A partial dependence plot shows the average effect of a predictor, which can mask interesting heterogeneity: if a predictor affects different observations in different ways (e.g., due to interactions), the average curve may not represent any individual observation well. Individual conditional expectation (ICE) curves (Goldstein et al., 2015) address this by drawing one curve per observation; the PDP is just the average of the ICE curves.

ICE curves

Set ice = TRUE in the call to partial() (ICE curves are only available for a single predictor):

library(pdp)
library(randomForest)

data(boston)
set.seed(101)
boston.rf <- randomForest(cmedv ~ ., data = boston, ntree = 250)

rm.ice <- partial(boston.rf, pred.var = "rm", ice = TRUE, train = boston)
head(rm.ice)  # one row per observation per grid point
#>        rm     yhat yhat.id
#> 1 3.56100 24.08488       1
#> 2 3.66538 24.08488       1
#> 3 3.76976 24.08488       1
#> 4 3.87414 24.08488       1
#> 5 3.97852 24.08488       1
#> 6 4.08290 24.08488       1

The result contains a yhat.id column identifying which observation each prediction belongs to. The plot() method draws the individual curves along with their average (the PDP) in red:

plot(rm.ice, alpha = 0.1, rug = TRUE, train = boston)
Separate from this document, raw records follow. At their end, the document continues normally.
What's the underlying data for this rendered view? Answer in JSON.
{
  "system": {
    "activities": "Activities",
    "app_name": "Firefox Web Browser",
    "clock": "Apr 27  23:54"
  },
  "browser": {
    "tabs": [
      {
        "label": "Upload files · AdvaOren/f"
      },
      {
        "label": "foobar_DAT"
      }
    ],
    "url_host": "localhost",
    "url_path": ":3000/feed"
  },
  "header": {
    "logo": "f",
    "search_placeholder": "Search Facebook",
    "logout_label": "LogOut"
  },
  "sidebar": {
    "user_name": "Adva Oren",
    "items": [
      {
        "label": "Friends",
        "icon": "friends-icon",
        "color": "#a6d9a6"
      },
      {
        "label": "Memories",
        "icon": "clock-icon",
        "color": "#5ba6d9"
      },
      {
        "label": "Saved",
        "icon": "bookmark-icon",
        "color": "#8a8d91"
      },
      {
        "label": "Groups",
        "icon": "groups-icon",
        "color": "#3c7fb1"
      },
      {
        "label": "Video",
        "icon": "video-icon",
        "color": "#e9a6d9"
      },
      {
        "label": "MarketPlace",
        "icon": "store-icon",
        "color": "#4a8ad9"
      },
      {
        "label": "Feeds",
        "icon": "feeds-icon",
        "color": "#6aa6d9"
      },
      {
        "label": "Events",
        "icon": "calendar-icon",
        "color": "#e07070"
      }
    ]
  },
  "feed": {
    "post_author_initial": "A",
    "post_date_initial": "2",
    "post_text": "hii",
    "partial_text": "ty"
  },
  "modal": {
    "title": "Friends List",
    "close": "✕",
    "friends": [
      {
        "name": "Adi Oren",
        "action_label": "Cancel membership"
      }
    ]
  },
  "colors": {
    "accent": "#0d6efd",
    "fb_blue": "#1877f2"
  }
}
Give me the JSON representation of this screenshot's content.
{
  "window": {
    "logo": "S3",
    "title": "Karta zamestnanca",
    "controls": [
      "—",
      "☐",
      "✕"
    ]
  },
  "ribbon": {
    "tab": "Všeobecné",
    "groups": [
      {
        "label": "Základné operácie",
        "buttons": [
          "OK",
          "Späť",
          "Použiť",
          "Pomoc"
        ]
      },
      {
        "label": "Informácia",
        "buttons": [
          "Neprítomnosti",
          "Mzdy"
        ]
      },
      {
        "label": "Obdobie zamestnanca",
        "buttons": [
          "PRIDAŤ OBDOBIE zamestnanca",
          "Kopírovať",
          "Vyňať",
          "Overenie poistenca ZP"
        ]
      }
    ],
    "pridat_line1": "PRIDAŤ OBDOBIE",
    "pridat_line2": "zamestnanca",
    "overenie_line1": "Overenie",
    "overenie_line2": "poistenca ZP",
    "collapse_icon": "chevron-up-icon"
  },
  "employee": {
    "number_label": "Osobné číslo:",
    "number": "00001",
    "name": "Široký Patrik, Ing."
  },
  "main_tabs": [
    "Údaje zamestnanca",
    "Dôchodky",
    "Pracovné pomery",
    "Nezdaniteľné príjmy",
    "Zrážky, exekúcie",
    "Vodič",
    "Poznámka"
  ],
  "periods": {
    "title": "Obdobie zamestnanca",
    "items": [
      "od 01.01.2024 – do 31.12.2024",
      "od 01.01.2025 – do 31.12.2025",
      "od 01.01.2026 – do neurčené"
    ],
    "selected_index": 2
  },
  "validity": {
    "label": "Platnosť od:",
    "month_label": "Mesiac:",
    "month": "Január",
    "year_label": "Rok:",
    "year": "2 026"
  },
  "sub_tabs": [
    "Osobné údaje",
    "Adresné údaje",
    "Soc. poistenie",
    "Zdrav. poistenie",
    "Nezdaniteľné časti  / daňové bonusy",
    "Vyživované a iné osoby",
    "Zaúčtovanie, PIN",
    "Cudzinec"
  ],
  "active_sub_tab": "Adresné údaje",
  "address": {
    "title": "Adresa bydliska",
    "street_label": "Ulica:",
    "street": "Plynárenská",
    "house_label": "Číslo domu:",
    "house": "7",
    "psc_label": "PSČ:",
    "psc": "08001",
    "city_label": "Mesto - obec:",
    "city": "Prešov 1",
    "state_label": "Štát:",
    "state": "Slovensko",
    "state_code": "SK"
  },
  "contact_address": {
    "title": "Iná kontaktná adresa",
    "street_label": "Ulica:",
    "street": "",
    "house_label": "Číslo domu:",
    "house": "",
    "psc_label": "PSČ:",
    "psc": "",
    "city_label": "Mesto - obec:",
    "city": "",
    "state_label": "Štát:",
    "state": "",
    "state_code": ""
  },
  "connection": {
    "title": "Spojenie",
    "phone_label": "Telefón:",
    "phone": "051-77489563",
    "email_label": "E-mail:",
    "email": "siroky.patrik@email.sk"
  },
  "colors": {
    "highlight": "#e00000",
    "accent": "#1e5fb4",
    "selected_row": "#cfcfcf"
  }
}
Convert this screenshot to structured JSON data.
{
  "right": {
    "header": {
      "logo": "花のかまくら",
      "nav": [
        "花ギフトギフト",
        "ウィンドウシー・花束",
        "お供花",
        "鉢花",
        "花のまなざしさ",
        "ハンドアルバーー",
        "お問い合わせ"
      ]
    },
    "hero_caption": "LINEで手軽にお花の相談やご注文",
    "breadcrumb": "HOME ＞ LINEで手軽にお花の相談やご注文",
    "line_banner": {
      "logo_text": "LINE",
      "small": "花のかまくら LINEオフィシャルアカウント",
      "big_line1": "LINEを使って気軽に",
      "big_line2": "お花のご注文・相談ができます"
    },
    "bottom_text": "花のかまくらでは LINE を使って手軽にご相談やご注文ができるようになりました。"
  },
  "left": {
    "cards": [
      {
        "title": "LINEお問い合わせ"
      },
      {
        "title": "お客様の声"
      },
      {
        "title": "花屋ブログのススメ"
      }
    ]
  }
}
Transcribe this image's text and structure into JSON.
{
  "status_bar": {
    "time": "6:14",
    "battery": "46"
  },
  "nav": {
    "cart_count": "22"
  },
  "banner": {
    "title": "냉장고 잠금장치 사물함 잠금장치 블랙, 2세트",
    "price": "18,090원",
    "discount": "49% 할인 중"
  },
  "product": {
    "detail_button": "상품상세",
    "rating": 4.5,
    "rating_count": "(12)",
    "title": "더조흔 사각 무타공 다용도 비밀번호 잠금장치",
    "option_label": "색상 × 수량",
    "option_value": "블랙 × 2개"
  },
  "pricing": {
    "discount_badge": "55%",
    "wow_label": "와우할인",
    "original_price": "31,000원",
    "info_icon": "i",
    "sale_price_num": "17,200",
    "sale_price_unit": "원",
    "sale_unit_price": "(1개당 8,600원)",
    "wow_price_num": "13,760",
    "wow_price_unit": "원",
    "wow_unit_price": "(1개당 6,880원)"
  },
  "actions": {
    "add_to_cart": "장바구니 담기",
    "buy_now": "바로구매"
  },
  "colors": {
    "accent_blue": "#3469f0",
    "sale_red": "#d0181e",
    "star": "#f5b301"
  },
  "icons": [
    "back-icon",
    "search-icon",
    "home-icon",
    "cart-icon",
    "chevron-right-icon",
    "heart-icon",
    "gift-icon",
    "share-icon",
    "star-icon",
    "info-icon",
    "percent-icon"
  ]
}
Centered ICE (c-ICE) curves

When the curves have very different starting points, it can be hard to judge whether they are parallel (i.e., no interaction). Centered ICE curves force every curve to start at zero, making heterogeneity in the shape of the curves much easier to see. Either set center = TRUE in the call to partial() or center at plotting time:

plot(rm.ice, center = TRUE, alpha = 0.1)

The divergence of the curves for rm above roughly 6.5 indicates an interaction with at least one other predictor.

User-supplied prediction functions

The pred.fun argument gives full control over how predictions are generated. It must be a function of exactly two arguments—object and newdata—and may return a single (aggregated) prediction or one prediction per row of newdata. Whenever multiple predictions per grid point are returned, you get ICE-style output automatically.

For example, a random forest is an ensemble, so we could display one curve per tree rather than per observation, or compute a trimmed mean instead of the usual average:

# 10% trimmed mean instead of the ordinary average
pred.trimmed <- function(object, newdata) {
  mean(predict(object, newdata = newdata), trim = 0.1)
}

pd.trimmed <- partial(boston.rf, pred.var = "rm", pred.fun = pred.trimmed,
                      train = boston)
plot(pd.trimmed)

Similarly, pred.fun is the natural way to handle models whose predict() methods need special arguments or return unusual structures; see vignette("pdp", package = "pdp") for the simpler built-in behavior.

References

Goldstein, A., Kapelner, A., Bleich, J., and Pitkin, E. (2015). Peeking inside the black box: Visualizing statistical learning with plots of individual conditional expectation. Journal of Computational and Graphical Statistics, 24(1), 44–65.